Besides being good for the community, such diversification is also smart business. Although Vanderbilt LifeFlight and Vanderbilt University Medical Center are nonprofit organizations, they’re not exempt from worrying about their bottom lines; finding new ways to capitalize on LifeFlight’s resources and expertise benefits everyone in the system. In that vein, LifeFlight’s fixed-wing crews began providing transport for Vanderbilt’s organ transplant teams in 2012; the program now conducts around 50 to 60 organ transplant flights per year. “That’s been a great combination of need and available resource,” observed John Kennedy, LifeFlight’s chief fixed- wing flight nurse.
More unusually, LifeFlight has leveraged the resources of its communications division to provide a number of services beyond simply dispatching flights. In 2009, the program established a discharge transport management office within its communications division to improve the flow of patients who require ambulance transport upon their discharge from Vanderbilt University Medical Center. The office now has three dedicated ambulances for transporting patients to their homes or other facilities, and also manages the contract ambulance providers who absorb the overflow. “We hold every ambulance to a performance standard, and follow
up when we need to,” said Elizabeth Worsham, LifeFlight’s supervisor for discharge transportation. She said the office has been successful in improving the efficiency of discharge transports, as well as the experience for both patients and case managers.
As healthcare reform changes the landscape of reimbursement for medical providers, innovations like these will only become more important. “It’s always going to be about efficiencies,” remarked interim program director Lis Henley. “How can we do things leaner and be more efficient?” Henley said that LifeFlight is currently focusing on ways to use data to drive efficiencies.
The program is also using data to validate patient out- comes, compiling evidence that can be used to demonstrate the difference in its high standard of care.
Customer service is another element of LifeFlight’s business strategy, and has been a particular focus for LifeFlight’s 
communications division, according to communications manager Jim Gray. “Because we are the first contact and the impression of what Vanderbilt LifeFlight is, we really focus on customer service and professionalism,” he explained.
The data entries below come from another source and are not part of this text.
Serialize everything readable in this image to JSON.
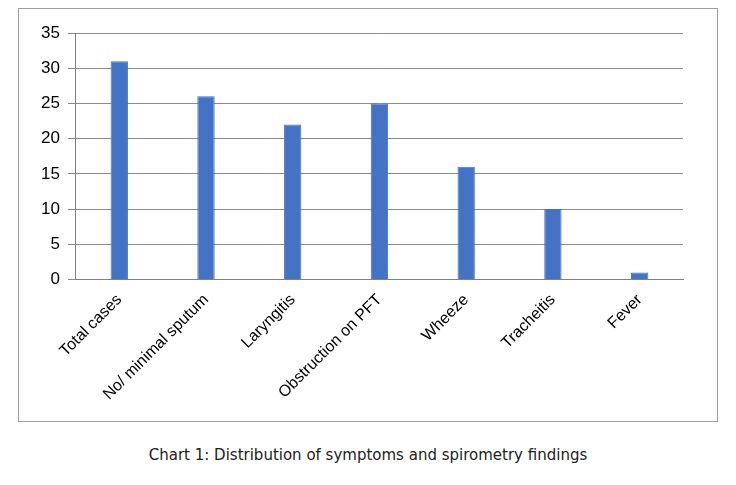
{
  "chart_data": {
    "type": "bar",
    "title": "Chart 1: Distribution of symptoms and spirometry findings",
    "categories": [
      "Total cases",
      "No/ minimal sputum",
      "Laryngitis",
      "Obstruction on PFT",
      "Wheeze",
      "Tracheitis",
      "Fever"
    ],
    "values": [
      31,
      26,
      22,
      25,
      16,
      10,
      1
    ],
    "color": "#4472c4",
    "ylim": [
      0,
      35
    ],
    "yticks": [
      0,
      5,
      10,
      15,
      20,
      25,
      30,
      35
    ],
    "grid": true
  }
}
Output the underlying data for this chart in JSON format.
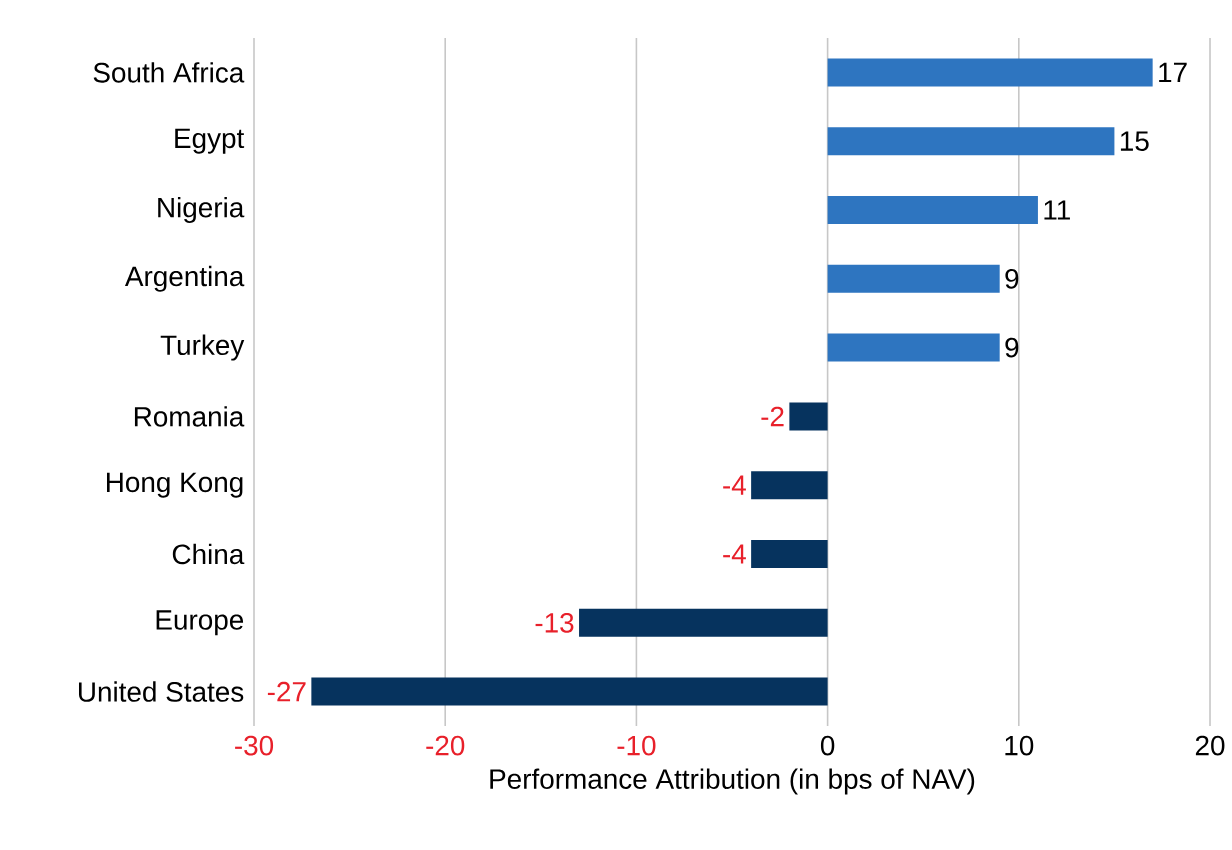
{
  "chart_data": {
    "type": "bar",
    "orientation": "horizontal",
    "categories": [
      "South Africa",
      "Egypt",
      "Nigeria",
      "Argentina",
      "Turkey",
      "Romania",
      "Hong Kong",
      "China",
      "Europe",
      "United States"
    ],
    "values": [
      17,
      15,
      11,
      9,
      9,
      -2,
      -4,
      -4,
      -13,
      -27
    ],
    "colors": [
      "#2e75c0",
      "#2e75c0",
      "#2e75c0",
      "#2e75c0",
      "#2e75c0",
      "#06335e",
      "#06335e",
      "#06335e",
      "#06335e",
      "#06335e"
    ],
    "xlabel": "Performance Attribution (in bps of NAV)",
    "xlim": [
      -30,
      20
    ],
    "xticks": [
      -30,
      -20,
      -10,
      0,
      10,
      20
    ],
    "grid": "x",
    "data_labels": true
  }
}
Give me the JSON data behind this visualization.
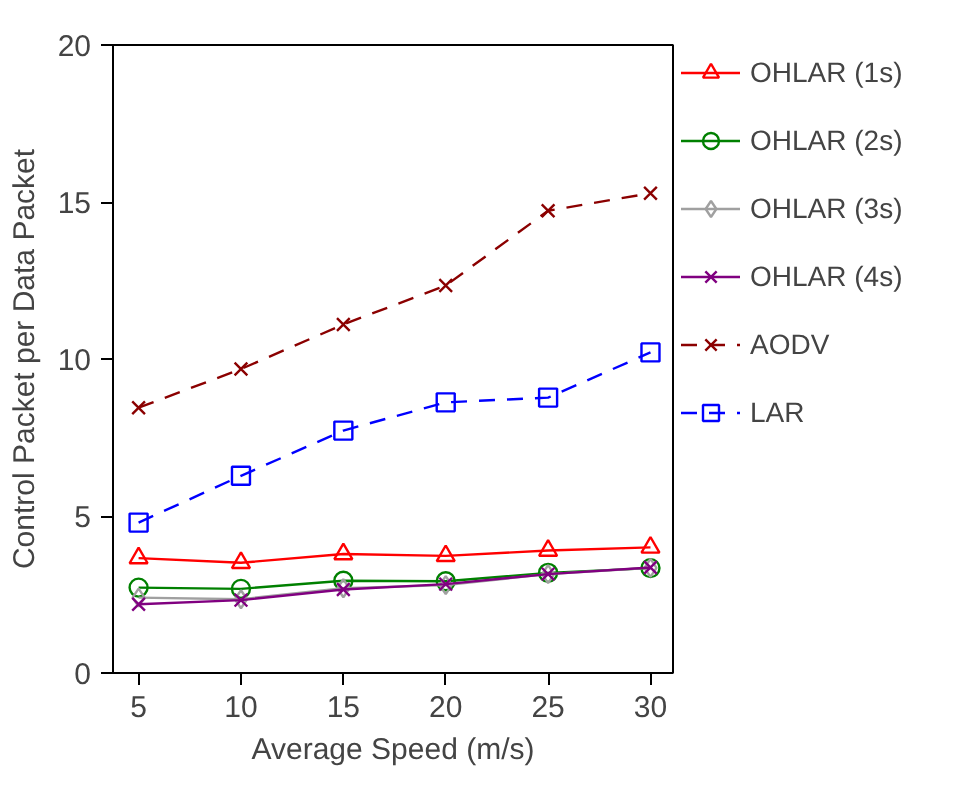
{
  "chart_data": {
    "type": "line",
    "xlabel": "Average Speed (m/s)",
    "ylabel": "Control Packet per Data Packet",
    "x": [
      5,
      10,
      15,
      20,
      25,
      30
    ],
    "xlim": [
      3.75,
      31.1
    ],
    "xticks": [
      5,
      10,
      15,
      20,
      25,
      30
    ],
    "ylim": [
      0,
      20
    ],
    "yticks": [
      0,
      5,
      10,
      15,
      20
    ],
    "grid": false,
    "legend": "right",
    "series": [
      {
        "name": "OHLAR (1s)",
        "color": "#ff0000",
        "marker": "triangle",
        "line_style": "solid",
        "values": [
          3.66,
          3.51,
          3.79,
          3.73,
          3.9,
          4.0
        ]
      },
      {
        "name": "OHLAR (2s)",
        "color": "#008000",
        "marker": "circle",
        "line_style": "solid",
        "values": [
          2.72,
          2.68,
          2.94,
          2.92,
          3.19,
          3.34
        ]
      },
      {
        "name": "OHLAR (3s)",
        "color": "#a0a0a0",
        "marker": "diamond",
        "line_style": "solid",
        "values": [
          2.4,
          2.35,
          2.7,
          2.8,
          3.15,
          3.35
        ]
      },
      {
        "name": "OHLAR (4s)",
        "color": "#800080",
        "marker": "cross",
        "line_style": "solid",
        "values": [
          2.19,
          2.32,
          2.66,
          2.83,
          3.15,
          3.36
        ]
      },
      {
        "name": "AODV",
        "color": "#8b0000",
        "marker": "cross",
        "line_style": "dashed",
        "values": [
          8.45,
          9.68,
          11.1,
          12.34,
          14.72,
          15.28
        ]
      },
      {
        "name": "LAR",
        "color": "#0000ff",
        "marker": "square",
        "line_style": "dashed",
        "values": [
          4.79,
          6.28,
          7.72,
          8.62,
          8.77,
          10.21
        ]
      }
    ]
  }
}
One simple way in which LifeFlight has improved its customer service has been to keep its customers — the first responders who call for patient transports — on the phone while consulting with flight crews on weather and availability.
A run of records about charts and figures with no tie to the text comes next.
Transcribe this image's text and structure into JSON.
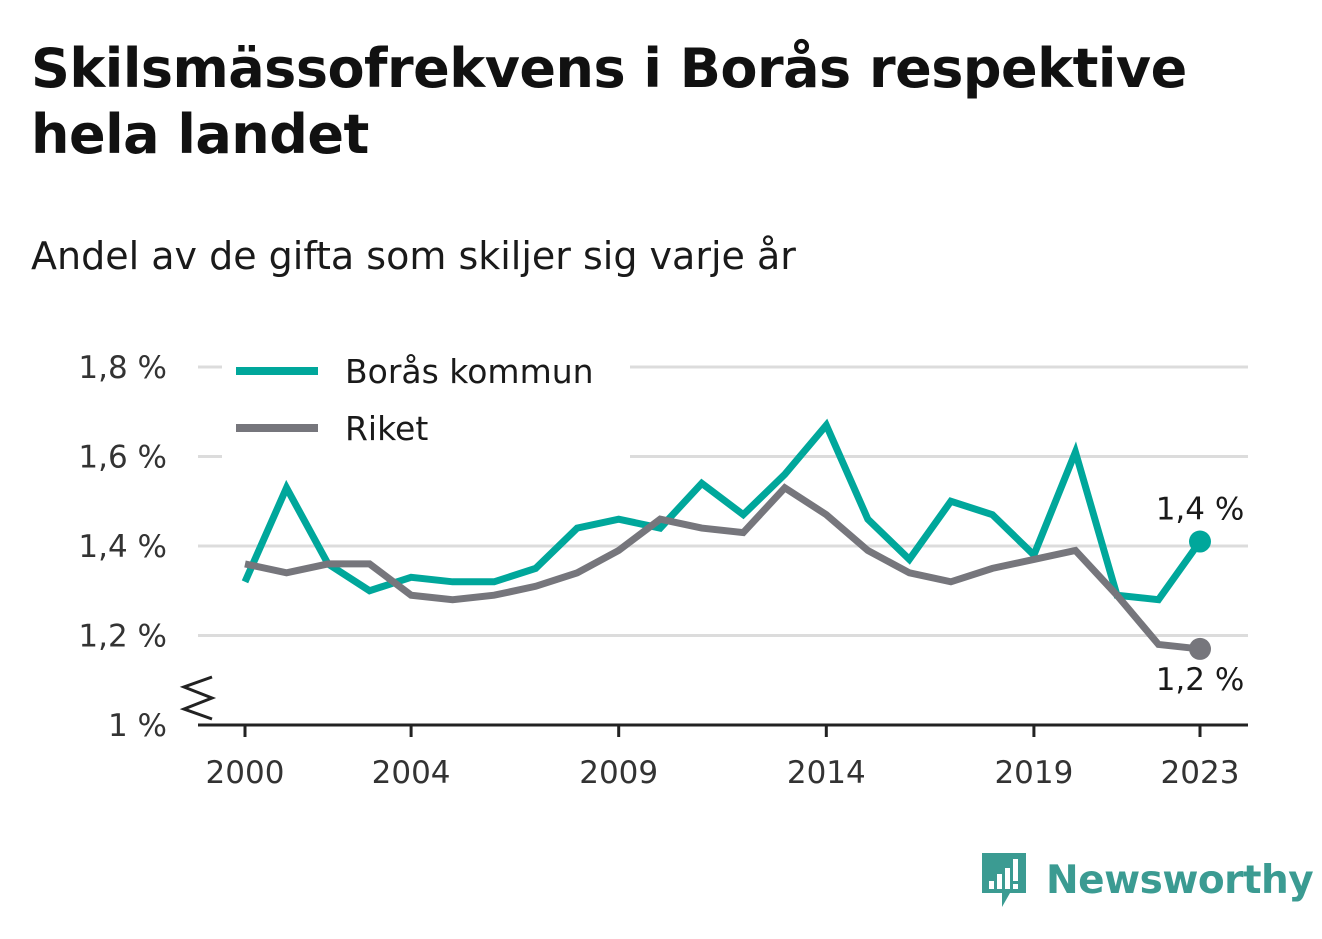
{
  "title": "Skilsmässofrekvens i Borås respektive hela landet",
  "subtitle": "Andel av de gifta som skiljer sig varje år",
  "brand": {
    "name": "Newsworthy",
    "icon": "newsworthy-logo-icon",
    "color": "#3b9b92"
  },
  "chart_data": {
    "type": "line",
    "x": [
      2000,
      2001,
      2002,
      2003,
      2004,
      2005,
      2006,
      2007,
      2008,
      2009,
      2010,
      2011,
      2012,
      2013,
      2014,
      2015,
      2016,
      2017,
      2018,
      2019,
      2020,
      2021,
      2022,
      2023
    ],
    "xticks": [
      2000,
      2004,
      2009,
      2014,
      2019,
      2023
    ],
    "yticks": [
      1.0,
      1.2,
      1.4,
      1.6,
      1.8
    ],
    "ytick_labels": [
      "1 %",
      "1,2 %",
      "1,4 %",
      "1,6 %",
      "1,8 %"
    ],
    "ylim": [
      1.0,
      1.8
    ],
    "y_axis_broken": true,
    "grid": "horizontal",
    "legend_position": "top-left",
    "series": [
      {
        "name": "Borås kommun",
        "color": "#00a79b",
        "values": [
          1.32,
          1.53,
          1.36,
          1.3,
          1.33,
          1.32,
          1.32,
          1.35,
          1.44,
          1.46,
          1.44,
          1.54,
          1.47,
          1.56,
          1.67,
          1.46,
          1.37,
          1.5,
          1.47,
          1.38,
          1.61,
          1.29,
          1.28,
          1.41
        ],
        "end_label": "1,4 %"
      },
      {
        "name": "Riket",
        "color": "#76767c",
        "values": [
          1.36,
          1.34,
          1.36,
          1.36,
          1.29,
          1.28,
          1.29,
          1.31,
          1.34,
          1.39,
          1.46,
          1.44,
          1.43,
          1.53,
          1.47,
          1.39,
          1.34,
          1.32,
          1.35,
          1.37,
          1.39,
          1.29,
          1.18,
          1.17
        ],
        "end_label": "1,2 %"
      }
    ]
  }
}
“If they hear us doing something, they know some- thing’s happening; it’s not just a black hole it goes into,” he said. “People have a choice, and we realize that. . . . We need to make that choice easier for them.”
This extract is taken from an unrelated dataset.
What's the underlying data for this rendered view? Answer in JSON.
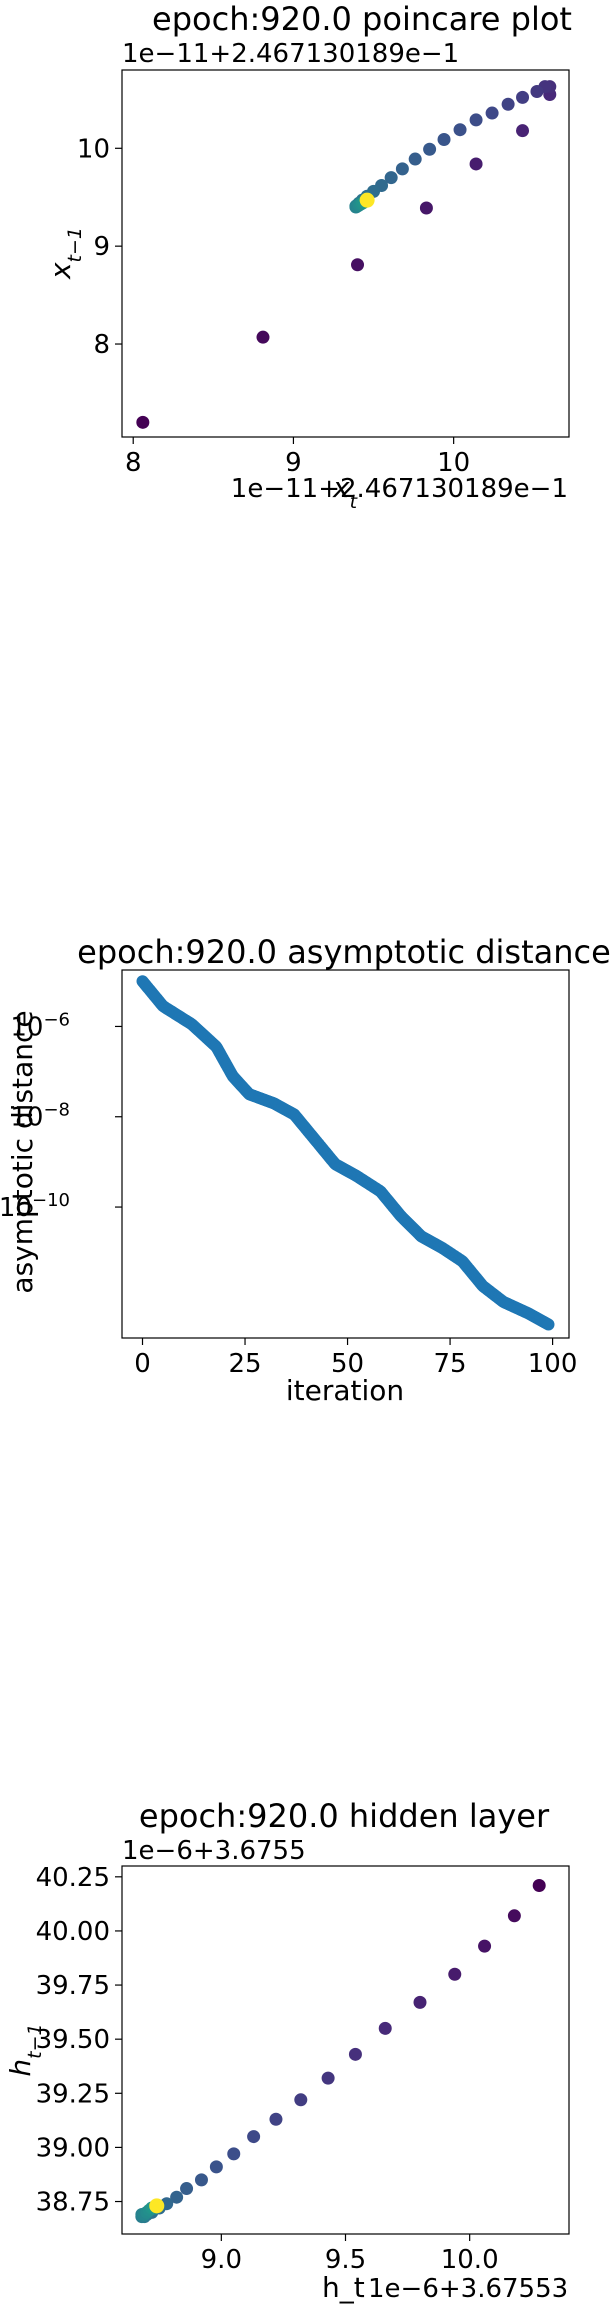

In many ways, Gray is typical of the employees at LifeFlight; he’s passionate about the program and his role in making it work. “Everyone who succeeds in this role is very concerned with outcomes,” he remarked. “You have to know that what you’re doing makes a huge difference to the patient.” On every shift, Gray knows that somebody, somewhere, is needing somebody, just as somebody did in 1984. And because of it, he and his colleagues are sitting by the phone, ready and waiting to help.